S07E07 from transcript
...but in the TV show, Mirri didn't say that.
Dany asked Mirri when Khal Drogo would recover from his stupor, and in the book A Game of Thrones, Mirri gave this open-to-interpretation answer (most relevant bit in bold):
When the sun rises in the west and sets in the east. When the seas go dry and mountains blow in the wind like leaves. When your womb quickens again, and you bear a living child. Then he will return, and not before
Dany assumed that this meant Drogo would never return, and then assumes based on this that she is infertile: that it is as impossible for her to have a living child as it would be for the sun to rise in the west, or for mountains to blow like leaves in the wind. Of course, there are a heap of theories as to what Mirri's words actually mean.
In TV show, the bit about Dany's fertility was left out:
- DANY: When will he be as he was?
- MIRRI: When the sun rises in the west, sets in the east. When the seas go dry. When the mountains blow in the wind like leaves.
- DANY: Leave us.
S01E10 from transcript
So the TV show writers had to retcon that missing bit in as if it was said off-screen. It's not the worst kind of retcon since it doesn't contradict anything that happened previously - Mirri could have told Dany this off-screen and Dany could had believed it all this time:
- Dany had never explicitly acted like someone who thought she could become pregnant after the Mirri encounter. She never talked about any sincere plans to have children, and never seemed to consider the possibility she might become pregnant from Daario.
- Dany losing the ability to have children seems like the sort of thing that might have happened during that mysterious blood-magic ritual in that tent which supposedly ended with her giving birth to a dry, dead monster.
- It seems like the sort of thing Mirri might have said to Dany.
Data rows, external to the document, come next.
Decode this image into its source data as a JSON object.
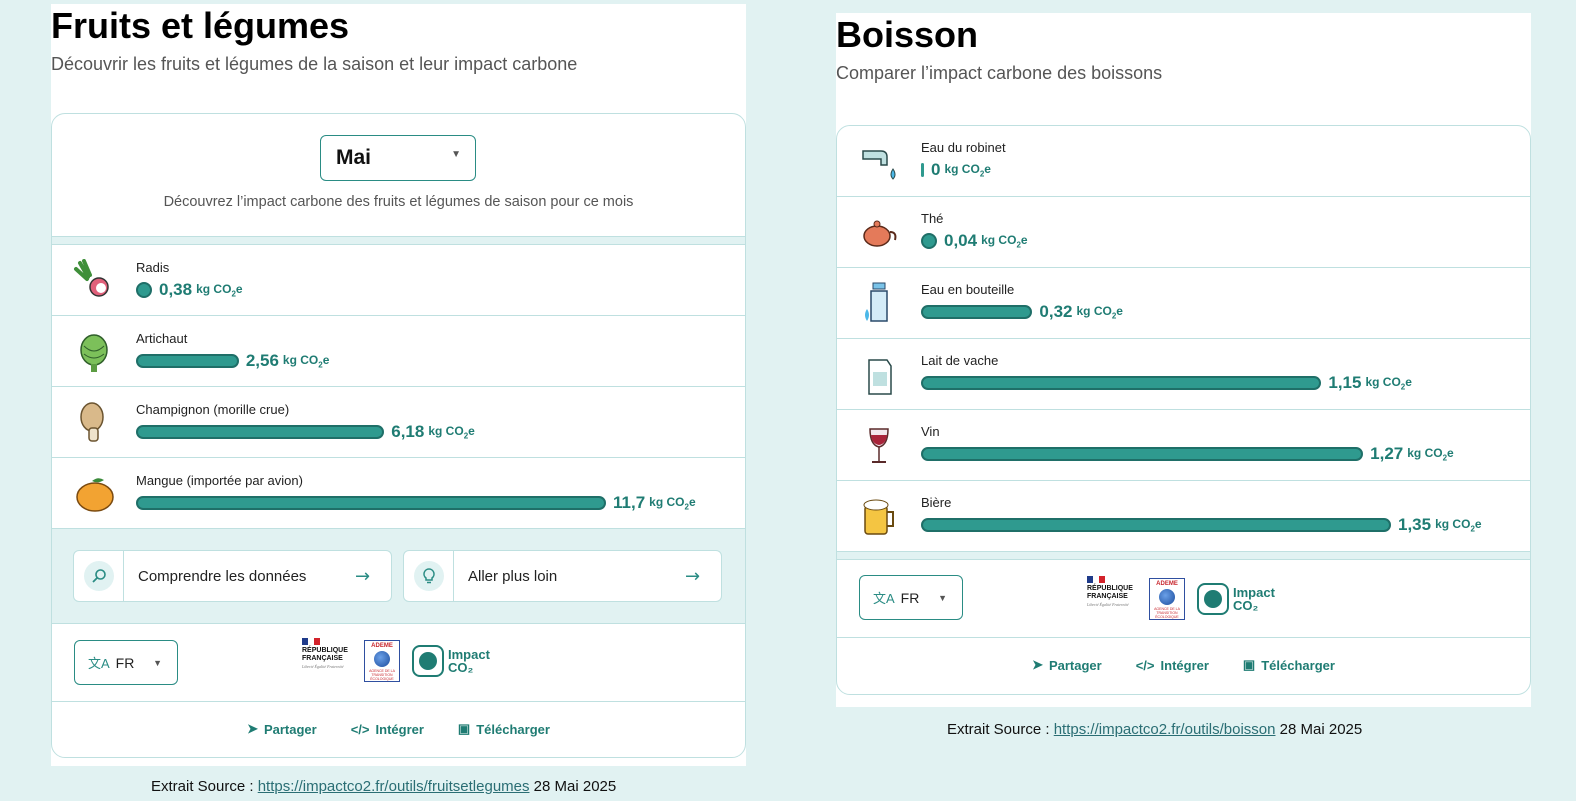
{
  "left": {
    "title": "Fruits et légumes",
    "subtitle": "Découvrir les fruits et légumes de la saison et leur impact carbone",
    "month_select": {
      "value": "Mai"
    },
    "month_description": "Découvrez l’impact carbone des fruits et légumes de saison pour ce mois",
    "unit_prefix": "kg CO",
    "unit_sub": "2",
    "unit_suffix": "e",
    "items": [
      {
        "label": "Radis",
        "value_text": "0,38",
        "value": 0.38,
        "icon": "radish-icon"
      },
      {
        "label": "Artichaut",
        "value_text": "2,56",
        "value": 2.56,
        "icon": "artichoke-icon"
      },
      {
        "label": "Champignon (morille crue)",
        "value_text": "6,18",
        "value": 6.18,
        "icon": "morel-mushroom-icon"
      },
      {
        "label": "Mangue (importée par avion)",
        "value_text": "11,7",
        "value": 11.7,
        "icon": "mango-icon"
      }
    ],
    "links": [
      {
        "label": "Comprendre les données",
        "icon": "magnifier-icon"
      },
      {
        "label": "Aller plus loin",
        "icon": "lightbulb-icon"
      }
    ],
    "language": "FR",
    "actions": {
      "share": "Partager",
      "embed": "Intégrer",
      "download": "Télécharger"
    },
    "logos": {
      "rf_line1": "RÉPUBLIQUE",
      "rf_line2": "FRANÇAISE",
      "rf_motto": "Liberté Égalité Fraternité",
      "ademe": "ADEME",
      "ademe_sub": "AGENCE DE LA TRANSITION ÉCOLOGIQUE",
      "impact_line1": "Impact",
      "impact_line2": "CO₂"
    },
    "source": {
      "prefix": "Extrait Source :",
      "url": "https://impactco2.fr/outils/fruitsetlegumes",
      "date": "28 Mai 2025"
    }
  },
  "right": {
    "title": "Boisson",
    "subtitle": "Comparer l’impact carbone des boissons",
    "unit_prefix": "kg CO",
    "unit_sub": "2",
    "unit_suffix": "e",
    "items": [
      {
        "label": "Eau du robinet",
        "value_text": "0",
        "value": 0,
        "icon": "tap-water-icon"
      },
      {
        "label": "Thé",
        "value_text": "0,04",
        "value": 0.04,
        "icon": "teapot-icon"
      },
      {
        "label": "Eau en bouteille",
        "value_text": "0,32",
        "value": 0.32,
        "icon": "water-bottle-icon"
      },
      {
        "label": "Lait de vache",
        "value_text": "1,15",
        "value": 1.15,
        "icon": "milk-carton-icon"
      },
      {
        "label": "Vin",
        "value_text": "1,27",
        "value": 1.27,
        "icon": "wine-glass-icon"
      },
      {
        "label": "Bière",
        "value_text": "1,35",
        "value": 1.35,
        "icon": "beer-mug-icon"
      }
    ],
    "language": "FR",
    "actions": {
      "share": "Partager",
      "embed": "Intégrer",
      "download": "Télécharger"
    },
    "logos": {
      "rf_line1": "RÉPUBLIQUE",
      "rf_line2": "FRANÇAISE",
      "rf_motto": "Liberté Égalité Fraternité",
      "ademe": "ADEME",
      "ademe_sub": "AGENCE DE LA TRANSITION ÉCOLOGIQUE",
      "impact_line1": "Impact",
      "impact_line2": "CO₂"
    },
    "source": {
      "prefix": "Extrait Source :",
      "url": "https://impactco2.fr/outils/boisson",
      "date": "28 Mai 2025"
    }
  },
  "colors": {
    "background": "#e1f2f2",
    "bar_fill": "#2f9a8f",
    "bar_border": "#1f6f68",
    "accent_text": "#1f7c73",
    "divider": "#bfe0e0"
  }
}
She was very negative about Dany's "monsterous" stillborn baby, and seemed proud to have prevented the birth of a boy she expected to become a terrible warlord.
But in the TV show, none of this was ever actually said on-screen.
Why repeat it three times?
You're almost certainly right that the specific pattern of repetition is also an example of the writing "Rule of Three":
Sometimes called trebling, the Rule of Three is a pattern used in stories and jokes, where part of the story is told three times, with minor variations. The first two instances build tension, and the third releases it by incorporating a twist.
The first mention is the retcon that introduces it - it's the first TV show viewers have heard of the idea, but it doesn't contradict what they've seen (so, some viewers end up thinking "How did I forget that?" instead of "Wait, where did that come from?").
The second mention cements it as being a thing that is important, and elaborates on how big a problem infertility is for someone looking to start a dynasty (building the tension).
The third releases that tension with the joke that the witch who murdered Dany's husband might not be a particularly reliable source of information (and heavily foreshadows the idea that Dany and Jon might be about to have a baby).